Higher House & Finance Holding Firm (NASDAQ: BETR) and Coinbase (NASDAQ: COIN) on Thursday introduced the funding of the primary Fannie Mae-backed mortgage collateralized by Bitcoin in the US, marking what the businesses referred to as a pivotal second in bridging digital asset wealth and conventional homeownership.
The debut mortgage was closed by Joe and Amy, a married couple of their early 30s from Ann Arbor, Michigan, who used Bitcoin holdings as collateral to fund their down cost quite than liquidating their place, the businesses stated.
The couple pledged their crypto by means of Coinbase’s custody infrastructure and obtained a conforming mortgage by means of Higher with out incurring capital features taxes or surrendering their long-term publicity to Bitcoin’s potential upside.
“Shopping for our first residence has at all times been the purpose, however I wasn’t keen to surrender a decade of investing to get there,” stated the homebuyer. “With this mortgage, I didn’t have to decide on. We closed on our residence and my Bitcoin stayed intact. We didn’t need to liquidate, didn’t need to time the market, and didn’t have to begin over financially to attain our homeownership objectives. That meant the whole lot.”
Bitcoin as a mortgage pledge
The construction includes two separate loans. Debtors first obtain a normal 15- or 30-year Fannie Mae-backed mortgage on the property itself. A second, privately financed mortgage — secured by pledged Bitcoin or USDC — covers the down cost. Each loans carry the identical rate of interest and time period, consolidating right into a single month-to-month cost.

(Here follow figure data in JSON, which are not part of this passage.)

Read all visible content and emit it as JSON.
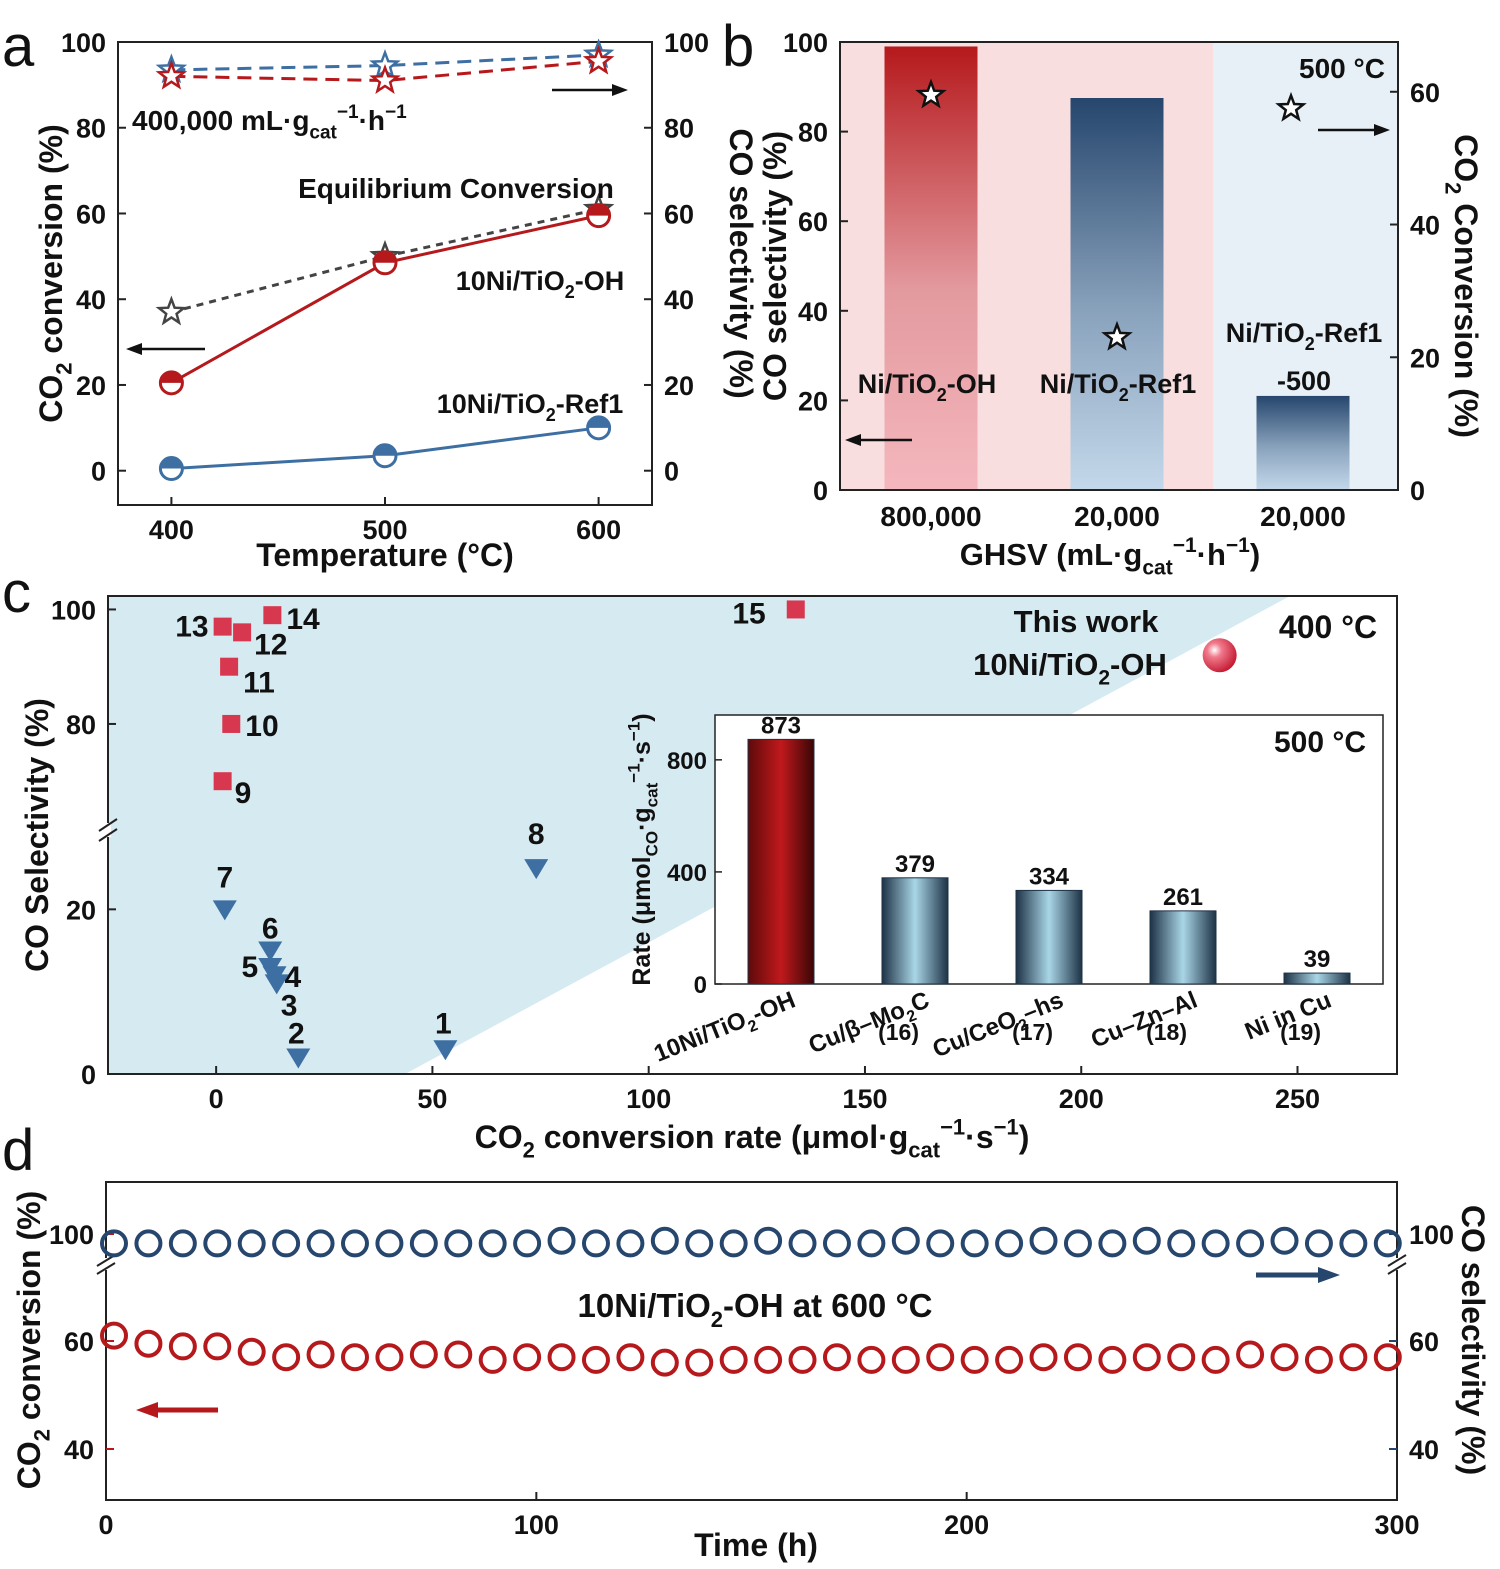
{
  "panel_letters": {
    "a": "a",
    "b": "b",
    "c": "c",
    "d": "d"
  },
  "colors": {
    "red": "#b5191c",
    "blue": "#3d6fa3",
    "navy": "#26466d",
    "gray": "#444444",
    "pink_square": "#d8384f",
    "light_blue_bg": "#d6eaf1",
    "light_pink_bg": "#f8dede"
  },
  "chart_data": [
    {
      "id": "a",
      "type": "line",
      "xlabel": "Temperature (°C)",
      "ylabel_left": {
        "main": "CO",
        "sub": "2",
        "rest": " conversion (%)"
      },
      "ylabel_right": "CO selectivity (%)",
      "xlim": [
        375,
        625
      ],
      "ylim": [
        -8,
        100
      ],
      "xticks": [
        400,
        500,
        600
      ],
      "yticks": [
        0,
        20,
        40,
        60,
        80,
        100
      ],
      "series": [
        {
          "name": "Equilibrium Conversion",
          "style": "dashed",
          "marker": "star",
          "x": [
            400,
            500,
            600
          ],
          "y": [
            37,
            50,
            61
          ]
        },
        {
          "name": "10Ni/TiO2-OH",
          "name_parts": {
            "a": "10Ni/TiO",
            "sub": "2",
            "b": "-OH"
          },
          "style": "solid",
          "marker": "half-circle",
          "x": [
            400,
            500,
            600
          ],
          "y": [
            20.5,
            48.5,
            59.5
          ]
        },
        {
          "name": "10Ni/TiO2-Ref1",
          "name_parts": {
            "a": "10Ni/TiO",
            "sub": "2",
            "b": "-Ref1"
          },
          "style": "solid",
          "marker": "half-circle",
          "x": [
            400,
            500,
            600
          ],
          "y": [
            0.5,
            3.5,
            10
          ]
        },
        {
          "name": "selectivity 10Ni/TiO2-OH",
          "style": "dashed",
          "marker": "half-star",
          "x": [
            400,
            500,
            600
          ],
          "y": [
            92,
            91,
            95.5
          ]
        },
        {
          "name": "selectivity 10Ni/TiO2-Ref1",
          "style": "dashed",
          "marker": "half-star",
          "x": [
            400,
            500,
            600
          ],
          "y": [
            93.5,
            94.5,
            97
          ]
        }
      ],
      "annotation": {
        "a": "400,000 mL·g",
        "sub": "cat",
        "sup": "−1",
        "b": "·h",
        "sup2": "−1"
      }
    },
    {
      "id": "b",
      "type": "bar",
      "xlabel": {
        "a": "GHSV (mL·g",
        "sub": "cat",
        "sup": "−1",
        "b": "·h",
        "sup2": "−1",
        "c": ")"
      },
      "ylabel_left": "CO selectivity (%)",
      "ylabel_right": {
        "main": "CO",
        "sub": "2",
        "rest": " Conversion (%)"
      },
      "ylim": [
        0,
        100
      ],
      "yticks": [
        0,
        20,
        40,
        60,
        80,
        100
      ],
      "yticks_right": [
        0,
        20,
        40,
        60
      ],
      "categories": [
        "800,000",
        "20,000",
        "20,000"
      ],
      "bar_labels": [
        {
          "a": "Ni/TiO",
          "sub": "2",
          "b": "-OH"
        },
        {
          "a": "Ni/TiO",
          "sub": "2",
          "b": "-Ref1"
        },
        {
          "a": "Ni/TiO",
          "sub": "2",
          "b": "-Ref1",
          "c": "-500"
        }
      ],
      "selectivity": [
        99,
        87.5,
        21
      ],
      "conversion": [
        59.5,
        23,
        57.5
      ],
      "temperature_label": "500 °C"
    },
    {
      "id": "c",
      "type": "scatter",
      "xlabel": {
        "a": "CO",
        "sub": "2",
        "b": " conversion rate (μmol·g",
        "sub2": "cat",
        "sup": "−1",
        "c": "·s",
        "sup2": "−1",
        "d": ")"
      },
      "ylabel": "CO Selectivity (%)",
      "xlim": [
        -25,
        273
      ],
      "xticks": [
        0,
        50,
        100,
        150,
        200,
        250
      ],
      "yticks_lower": [
        0,
        20
      ],
      "yticks_upper": [
        80,
        100
      ],
      "temperature_label": "400 °C",
      "this_work": {
        "l1": "This work",
        "l2a": "10Ni/TiO",
        "l2sub": "2",
        "l2b": "-OH",
        "x": 232,
        "y": 92
      },
      "points_high": [
        {
          "label": "15",
          "x": 134,
          "y": 100
        },
        {
          "label": "14",
          "x": 13,
          "y": 99
        },
        {
          "label": "13",
          "x": 1.5,
          "y": 97
        },
        {
          "label": "12",
          "x": 6,
          "y": 96
        },
        {
          "label": "11",
          "x": 3,
          "y": 90
        },
        {
          "label": "10",
          "x": 3.5,
          "y": 80
        },
        {
          "label": "9",
          "x": 1.5,
          "y": 70
        }
      ],
      "points_low": [
        {
          "label": "8",
          "x": 74,
          "y": 25
        },
        {
          "label": "7",
          "x": 2,
          "y": 20
        },
        {
          "label": "6",
          "x": 12.5,
          "y": 15
        },
        {
          "label": "5",
          "x": 12.5,
          "y": 13
        },
        {
          "label": "4",
          "x": 13.5,
          "y": 12
        },
        {
          "label": "3",
          "x": 14,
          "y": 11
        },
        {
          "label": "2",
          "x": 19,
          "y": 2
        },
        {
          "label": "1",
          "x": 53,
          "y": 3
        }
      ],
      "inset": {
        "type": "bar",
        "temperature_label": "500 °C",
        "ylabel": {
          "a": "Rate (μmol",
          "sub": "CO",
          "b": "·g",
          "sub2": "cat",
          "sup": "−1",
          "c": "·s",
          "sup2": "−1",
          "d": ")"
        },
        "ylim": [
          0,
          960
        ],
        "yticks": [
          0,
          400,
          800
        ],
        "categories": [
          {
            "a": "10Ni/TiO",
            "sub": "2",
            "b": "-OH",
            "c": ""
          },
          {
            "a": "Cu/β–Mo",
            "sub": "2",
            "b": "C",
            "c": "(16)"
          },
          {
            "a": "Cu/CeO",
            "sub": "2",
            "b": "–hs",
            "c": "(17)"
          },
          {
            "a": "Cu–Zn–Al",
            "sub": "",
            "b": "",
            "c": "(18)"
          },
          {
            "a": "Ni in Cu",
            "sub": "",
            "b": "",
            "c": "(19)"
          }
        ],
        "values": [
          873,
          379,
          334,
          261,
          39
        ],
        "value_labels": [
          "873",
          "379",
          "334",
          "261",
          "39"
        ]
      }
    },
    {
      "id": "d",
      "type": "scatter",
      "xlabel": "Time (h)",
      "ylabel_left": {
        "main": "CO",
        "sub": "2",
        "rest": " conversion (%)"
      },
      "ylabel_right": "CO selectivity (%)",
      "xlim": [
        0,
        300
      ],
      "xticks": [
        0,
        100,
        200,
        300
      ],
      "yticks_left_low": [
        40,
        60
      ],
      "yticks_left_high": [
        100
      ],
      "label": {
        "a": "10Ni/TiO",
        "sub": "2",
        "b": "-OH at 600 °C"
      },
      "conversion": {
        "x": [
          0,
          8,
          16,
          24,
          32,
          40,
          48,
          56,
          64,
          72,
          80,
          88,
          96,
          104,
          112,
          120,
          128,
          136,
          144,
          152,
          160,
          168,
          176,
          184,
          192,
          200,
          208,
          216,
          224,
          232,
          240,
          248,
          256,
          264,
          272,
          280,
          288,
          296
        ],
        "y": [
          61,
          59.5,
          59,
          59,
          58,
          57,
          57.5,
          57,
          57,
          57.5,
          57.5,
          56.5,
          57,
          57,
          56.5,
          57,
          56,
          56,
          56.5,
          56.5,
          56.5,
          57,
          56.5,
          56.5,
          57,
          56.5,
          56.5,
          57,
          57,
          56.5,
          57,
          57,
          56.5,
          57.5,
          57,
          56.5,
          57,
          57
        ]
      },
      "selectivity": {
        "x": [
          0,
          8,
          16,
          24,
          32,
          40,
          48,
          56,
          64,
          72,
          80,
          88,
          96,
          104,
          112,
          120,
          128,
          136,
          144,
          152,
          160,
          168,
          176,
          184,
          192,
          200,
          208,
          216,
          224,
          232,
          240,
          248,
          256,
          264,
          272,
          280,
          288,
          296
        ],
        "y": [
          99,
          99,
          99,
          99,
          99,
          99,
          99,
          99,
          99,
          99,
          99,
          99,
          99,
          99.5,
          99,
          99,
          99.5,
          99,
          99,
          99.5,
          99,
          99,
          99,
          99.5,
          99,
          99,
          99,
          99.5,
          99,
          99,
          99.5,
          99,
          99,
          99,
          99.5,
          99,
          99,
          99
        ]
      }
    }
  ]
}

The pledged crypto is held in Coinbase Prime custody for the lifetime of the mortgage and returned upon full reimbursement.
Critically, the product carries no margin calls. If Bitcoin’s value declines, debtors are usually not required so as to add collateral, and market actions alone can’t set off liquidation. Collateral is just in danger if a borrower falls at the least 60 days delinquent on funds, according to normal foreclosures timelines in typical housing finance.

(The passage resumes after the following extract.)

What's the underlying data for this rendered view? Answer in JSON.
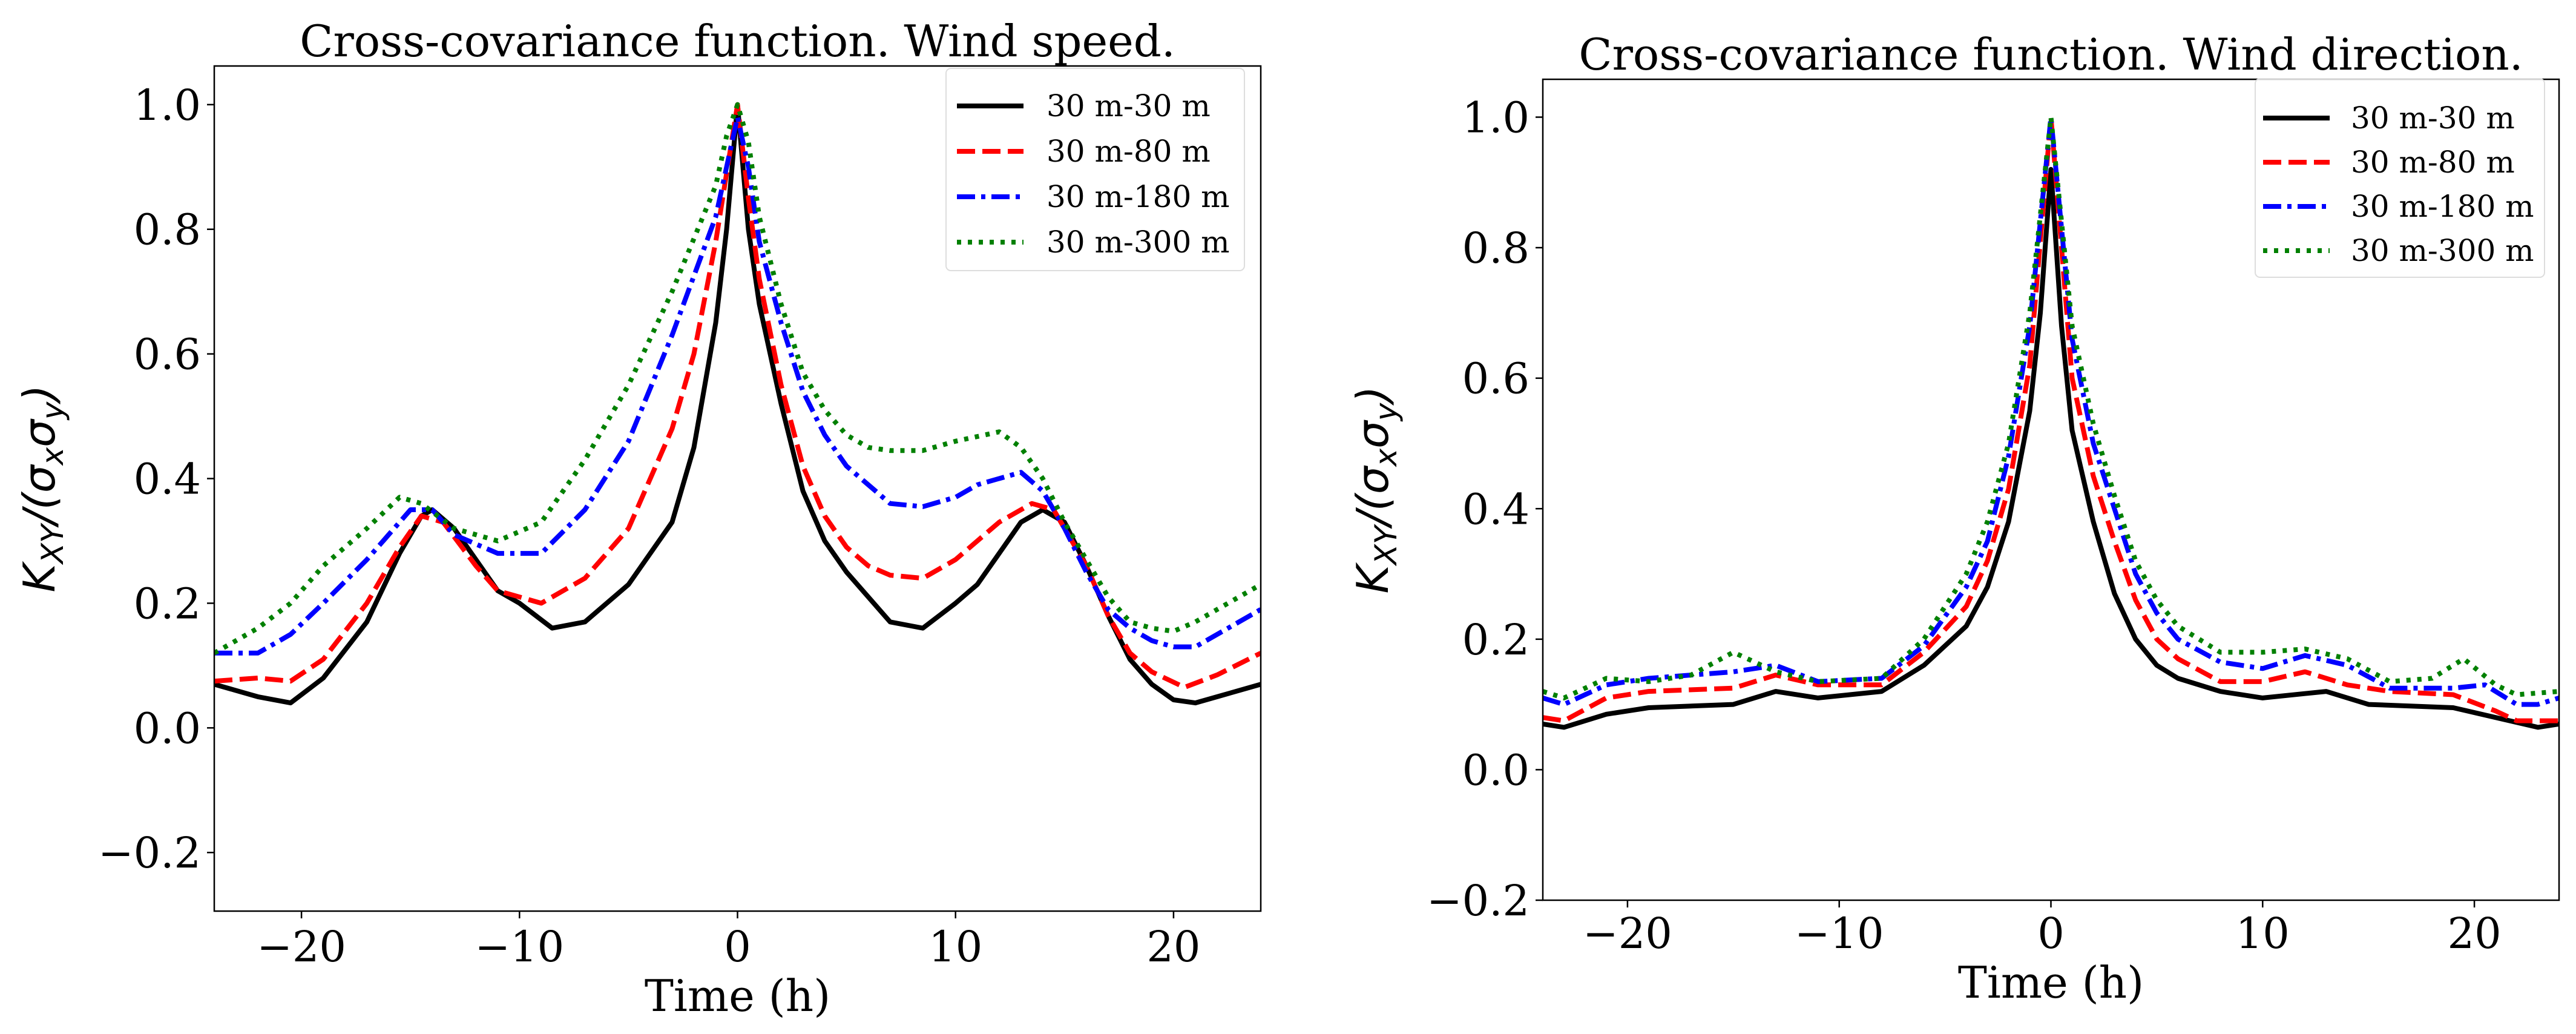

The product initially helps Bitcoin and USDC, with Bitcoin requiring collateral equal to 250% of the down cost mortgage and USDC at 125%. Higher CEO Vishal Garg has famous plans to finally develop eligible belongings to incorporate tokenized equities, fastened revenue, and different actual property belongings.
The issue it’s concentrating on
Higher stated that 41% of its pre-approved clients qualify on revenue and credit score however lack the money for a standard down cost. That hole has widened as homeownership has grown more and more out of attain: the median age of first-time homebuyers in America hit a report 40 years previous, up sharply from 32 a decade in the past, in line with the Nationwide Affiliation of Realtors.
The product is designed to serve consumers whose wealth is concentrated in digital belongings quite than liquid money or conventional financial savings accounts.
The regulatory pathway was cleared partially by a June 2025 directive from the Federal Housing Finance Company (FHFA) instructing Fannie Mae and Freddie Mac to acknowledge digital belongings as eligible collateral within the $18.5 trillion mortgage market.
That directive laid the groundwork for this week’s announcement and product launch.